Gil Hodges from the Jacksonville IPMS post om how to make clear windows

 Great post by Gil


I bought this "Total Boat" brand of clear resin with the UV flashlight on Amazon for about $25 to try making clear windows, as opposed to cutting and fitting clear plastic. I used a common hole punch to make the holes in the scrap plastic seen above. I then experimented with filling the holes with the resin, which doesn't harden until hit with the UV light. I found the following:
1) I covered some holes with one piece of clear Scotch tape and then simply poured the resin into the holes. I found the resin poured easily and the 2-3 air bubbles (if any) could be moved out of the way with a toothpick. I then shined the light on the poured side for 30secs or so, which set it. I then flipped it over and shined the light on it through the clear tape to further harden it. I removed the tape and tapped it with a blade to find it had set sufficiently hard.
2) I did the same thing next on some more holes, except I covered the holes with a piece of colored plastic tape (unclear). I poured the resin, hit it with the light, and it set just the same. I removed the colored tape from the other side and found the window had set sufficiently without needing to be hardened on the tape side. This is probably because the resin pour is relatively thin. Thicker resin pours would probably require longer light exposure and lighting the taped side.
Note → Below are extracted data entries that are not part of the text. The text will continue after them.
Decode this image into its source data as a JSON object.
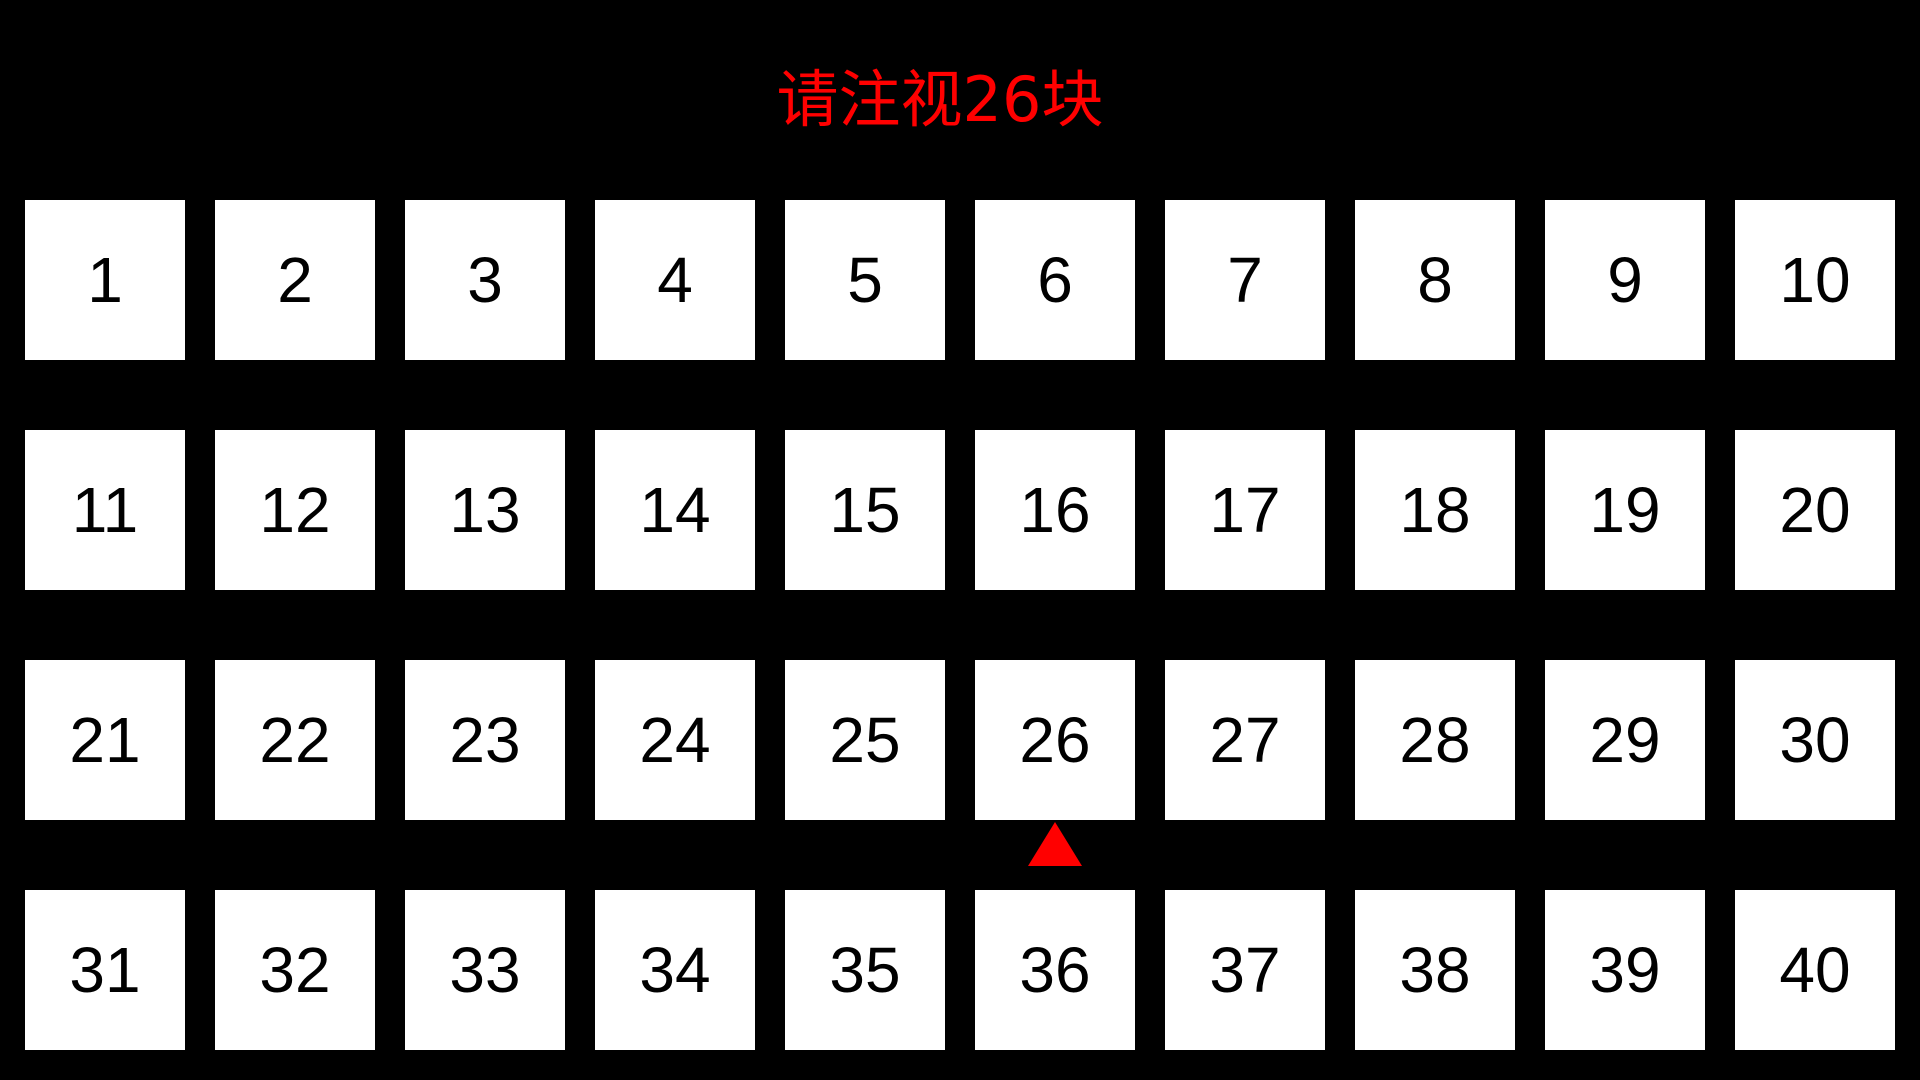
{
  "instruction": "请注视26块",
  "colors": {
    "background": "#000000",
    "tile": "#ffffff",
    "tile_text": "#000000",
    "accent": "#ff0000"
  },
  "target_block": "26",
  "target_marker_icon": "triangle-up-icon",
  "tiles": [
    "1",
    "2",
    "3",
    "4",
    "5",
    "6",
    "7",
    "8",
    "9",
    "10",
    "11",
    "12",
    "13",
    "14",
    "15",
    "16",
    "17",
    "18",
    "19",
    "20",
    "21",
    "22",
    "23",
    "24",
    "25",
    "26",
    "27",
    "28",
    "29",
    "30",
    "31",
    "32",
    "33",
    "34",
    "35",
    "36",
    "37",
    "38",
    "39",
    "40"
  ]
}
3) In BOTH cases I found that the resin would pick up ANY slight wrinkle in the tape over the hole, so care needs to be sure the tape is clean and stretched taught over the holes. The tape can be slightly pressed out using a used eraser to create a slightly domed effect if desired.
4) I found you COULD sand the hardened resin (which was slightly bulged or domed) to get any wrinkles out, though it didn't want to polish back out, leaving it flat, but cloudy. However, using a toothpick to spread a VERY light coat of the resin over the flat resin and then hardening that overcoat brought the clearness right back.
5) I also used a toothpick to spread and fill the resin inside a few of the holes like you would if you were trying to fill it using Micro Crystal Klear. I found the resin is thick enough to allow this to be done, but it also tended to allow some excess to spill over the edges on BOTH sides of the hole unless it was done very carefully. This would work easier with smaller diameter holes than on these.
Overall, THIS WILL BE MY GO-TO IN THE FUTURE FOR FILLING AND MAKING WINDOWS! Also, it makes for GREAT landing light lenses if you overfill the light housing slightly to make a domed light. It should also be perfect for making clear instrument glass on IPs. I believe it may also be tinted to make or fill position lights, though I've yet to try that.
I highly recommend giving this stuff a try if you haven't yet done so!